400 activistes bloquent des sites de Lafarge contre le Grand Paris
L’odeur âcre du bitume irrite la gorge avant même de sortir de la voiture. Derrière une grille en ferraille verte, des tas de sable hauts comme une maison sont alignés jusqu’à la Seine. Des bulldozers bruyants vont et viennent pour décharger des gravats d’où pointent des morceaux de ferraille. Au milieu de ce vaste chantier se dressent d’immenses silos stockant du ciment. Nous sommes dans le port de Gennevilliers (Hauts-de-Seine), au nord de Paris, la plaque tournante de la fabrication de béton en Île-de-France. Un site stratégique que les militants du collectif Les Soulèvements de la terre ont décidé d’occuper, ce mardi 29 juin.

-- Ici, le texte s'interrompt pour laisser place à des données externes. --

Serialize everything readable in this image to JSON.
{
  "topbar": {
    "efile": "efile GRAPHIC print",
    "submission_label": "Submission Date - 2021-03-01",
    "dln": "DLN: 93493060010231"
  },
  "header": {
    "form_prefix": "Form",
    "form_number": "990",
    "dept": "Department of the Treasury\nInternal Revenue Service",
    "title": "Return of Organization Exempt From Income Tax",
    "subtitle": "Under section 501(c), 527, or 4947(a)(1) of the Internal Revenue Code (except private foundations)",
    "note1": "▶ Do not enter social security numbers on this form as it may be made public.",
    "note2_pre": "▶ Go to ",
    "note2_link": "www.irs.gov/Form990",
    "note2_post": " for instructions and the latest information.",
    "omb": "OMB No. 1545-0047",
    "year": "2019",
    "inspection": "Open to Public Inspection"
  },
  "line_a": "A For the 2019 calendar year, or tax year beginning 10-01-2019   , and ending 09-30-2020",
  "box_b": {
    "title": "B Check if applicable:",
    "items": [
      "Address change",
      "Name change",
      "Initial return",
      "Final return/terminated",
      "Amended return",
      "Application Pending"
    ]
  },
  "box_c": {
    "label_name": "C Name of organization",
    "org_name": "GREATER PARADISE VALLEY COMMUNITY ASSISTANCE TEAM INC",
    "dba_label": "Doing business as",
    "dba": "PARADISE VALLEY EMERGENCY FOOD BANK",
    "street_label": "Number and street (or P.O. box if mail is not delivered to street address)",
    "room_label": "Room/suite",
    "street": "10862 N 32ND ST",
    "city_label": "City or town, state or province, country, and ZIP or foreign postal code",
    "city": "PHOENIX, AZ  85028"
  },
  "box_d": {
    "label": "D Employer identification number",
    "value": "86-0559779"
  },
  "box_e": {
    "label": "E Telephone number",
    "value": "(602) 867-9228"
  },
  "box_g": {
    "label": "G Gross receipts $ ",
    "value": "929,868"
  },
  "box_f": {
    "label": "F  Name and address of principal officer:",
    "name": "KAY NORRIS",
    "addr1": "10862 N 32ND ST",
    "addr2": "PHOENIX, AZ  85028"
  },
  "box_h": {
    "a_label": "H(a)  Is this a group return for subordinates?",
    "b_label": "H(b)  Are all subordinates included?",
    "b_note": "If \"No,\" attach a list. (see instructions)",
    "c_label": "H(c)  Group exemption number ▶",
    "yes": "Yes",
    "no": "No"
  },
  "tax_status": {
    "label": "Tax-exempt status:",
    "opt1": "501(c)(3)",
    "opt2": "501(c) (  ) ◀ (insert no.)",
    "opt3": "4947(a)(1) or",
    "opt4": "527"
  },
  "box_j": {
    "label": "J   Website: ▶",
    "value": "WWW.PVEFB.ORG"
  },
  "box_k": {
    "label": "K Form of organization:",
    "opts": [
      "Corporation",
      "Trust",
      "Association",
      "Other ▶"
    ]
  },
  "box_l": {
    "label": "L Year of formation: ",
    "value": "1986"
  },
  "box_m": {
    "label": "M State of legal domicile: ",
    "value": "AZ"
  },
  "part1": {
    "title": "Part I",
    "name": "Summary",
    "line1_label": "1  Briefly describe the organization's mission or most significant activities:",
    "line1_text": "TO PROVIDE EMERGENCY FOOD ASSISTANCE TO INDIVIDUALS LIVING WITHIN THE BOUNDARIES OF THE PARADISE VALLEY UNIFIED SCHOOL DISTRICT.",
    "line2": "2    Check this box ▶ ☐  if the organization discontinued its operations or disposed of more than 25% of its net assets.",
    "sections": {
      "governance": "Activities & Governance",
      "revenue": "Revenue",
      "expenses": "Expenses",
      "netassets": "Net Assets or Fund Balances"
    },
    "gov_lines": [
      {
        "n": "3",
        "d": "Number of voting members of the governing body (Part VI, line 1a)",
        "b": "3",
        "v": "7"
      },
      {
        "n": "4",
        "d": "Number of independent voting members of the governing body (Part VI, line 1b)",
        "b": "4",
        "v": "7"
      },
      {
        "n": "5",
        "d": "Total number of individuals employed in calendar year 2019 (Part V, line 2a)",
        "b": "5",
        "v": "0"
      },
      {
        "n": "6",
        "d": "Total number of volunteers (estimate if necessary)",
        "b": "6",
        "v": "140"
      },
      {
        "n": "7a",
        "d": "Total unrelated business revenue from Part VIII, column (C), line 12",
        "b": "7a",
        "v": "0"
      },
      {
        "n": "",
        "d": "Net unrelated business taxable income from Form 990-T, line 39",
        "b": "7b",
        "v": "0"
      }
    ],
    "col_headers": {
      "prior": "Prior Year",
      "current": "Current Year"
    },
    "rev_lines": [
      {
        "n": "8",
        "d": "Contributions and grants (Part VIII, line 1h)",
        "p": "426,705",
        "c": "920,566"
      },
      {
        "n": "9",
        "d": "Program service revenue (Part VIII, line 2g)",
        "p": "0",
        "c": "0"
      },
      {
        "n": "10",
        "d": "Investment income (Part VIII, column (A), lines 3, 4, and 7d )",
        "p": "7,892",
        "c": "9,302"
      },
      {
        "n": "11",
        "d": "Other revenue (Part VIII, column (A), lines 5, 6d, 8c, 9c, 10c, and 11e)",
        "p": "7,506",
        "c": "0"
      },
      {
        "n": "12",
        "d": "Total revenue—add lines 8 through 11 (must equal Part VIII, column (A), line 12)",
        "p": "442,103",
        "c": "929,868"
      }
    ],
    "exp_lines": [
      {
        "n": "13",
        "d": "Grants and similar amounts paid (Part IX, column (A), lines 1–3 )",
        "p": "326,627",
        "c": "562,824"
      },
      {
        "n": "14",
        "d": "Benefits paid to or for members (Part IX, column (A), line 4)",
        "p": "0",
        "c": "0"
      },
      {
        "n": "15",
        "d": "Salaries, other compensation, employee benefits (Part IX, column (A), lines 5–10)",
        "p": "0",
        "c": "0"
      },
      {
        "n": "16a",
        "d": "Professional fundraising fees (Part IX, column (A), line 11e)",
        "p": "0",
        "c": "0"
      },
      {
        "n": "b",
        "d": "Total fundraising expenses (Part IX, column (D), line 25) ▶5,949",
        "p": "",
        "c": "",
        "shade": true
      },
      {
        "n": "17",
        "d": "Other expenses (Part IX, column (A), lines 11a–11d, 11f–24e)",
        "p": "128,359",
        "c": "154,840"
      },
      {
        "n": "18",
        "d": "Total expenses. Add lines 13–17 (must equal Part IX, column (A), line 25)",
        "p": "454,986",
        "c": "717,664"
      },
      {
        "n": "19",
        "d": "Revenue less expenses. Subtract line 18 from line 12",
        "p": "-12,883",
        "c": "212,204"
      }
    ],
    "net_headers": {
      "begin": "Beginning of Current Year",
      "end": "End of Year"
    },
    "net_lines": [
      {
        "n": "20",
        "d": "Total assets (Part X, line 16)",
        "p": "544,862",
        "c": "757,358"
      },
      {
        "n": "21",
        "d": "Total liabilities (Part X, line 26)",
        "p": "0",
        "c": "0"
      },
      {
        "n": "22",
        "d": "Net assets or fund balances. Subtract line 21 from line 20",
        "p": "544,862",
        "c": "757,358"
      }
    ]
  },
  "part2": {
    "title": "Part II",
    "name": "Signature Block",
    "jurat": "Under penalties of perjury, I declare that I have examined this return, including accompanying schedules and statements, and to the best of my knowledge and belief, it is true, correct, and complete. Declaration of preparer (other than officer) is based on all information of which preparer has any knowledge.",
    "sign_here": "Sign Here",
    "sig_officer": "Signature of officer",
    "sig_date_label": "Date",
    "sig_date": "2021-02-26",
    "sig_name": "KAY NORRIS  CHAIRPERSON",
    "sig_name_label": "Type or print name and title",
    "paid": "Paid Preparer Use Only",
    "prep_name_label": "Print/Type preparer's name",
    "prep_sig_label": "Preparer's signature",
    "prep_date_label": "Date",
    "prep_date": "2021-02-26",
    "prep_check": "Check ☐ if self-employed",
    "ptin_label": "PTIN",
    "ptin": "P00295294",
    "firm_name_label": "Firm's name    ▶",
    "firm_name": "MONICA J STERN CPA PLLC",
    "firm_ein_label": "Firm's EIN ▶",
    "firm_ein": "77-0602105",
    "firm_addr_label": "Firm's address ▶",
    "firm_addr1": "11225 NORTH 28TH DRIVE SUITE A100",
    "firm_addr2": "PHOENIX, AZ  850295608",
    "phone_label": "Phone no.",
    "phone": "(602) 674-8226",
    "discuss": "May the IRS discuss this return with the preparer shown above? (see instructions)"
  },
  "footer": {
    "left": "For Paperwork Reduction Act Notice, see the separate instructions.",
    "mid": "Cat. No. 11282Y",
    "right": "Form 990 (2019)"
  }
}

Environ 400 activistes ont enfilé des combinaisons blanches avant de se déployer sur quatre sites : une centrale à béton du groupe Eqiom, un dépôt de sable et de granulats, une centrale à béton ainsi qu’un terminal cimentier appartenant tous les trois au groupe Lafarge. Leur objectif : dénoncer les ravages de l’industrie du béton en termes environnementaux et sociaux. Leur cible : le Grand Paris, chantier pharaonique qui va excaver 43 millions de tonnes de terres pour bétonner des centaines d’hectares de terres agricoles, jardins et potagers. Soit l’équivalent d’une fois et demie la superficie de Paris.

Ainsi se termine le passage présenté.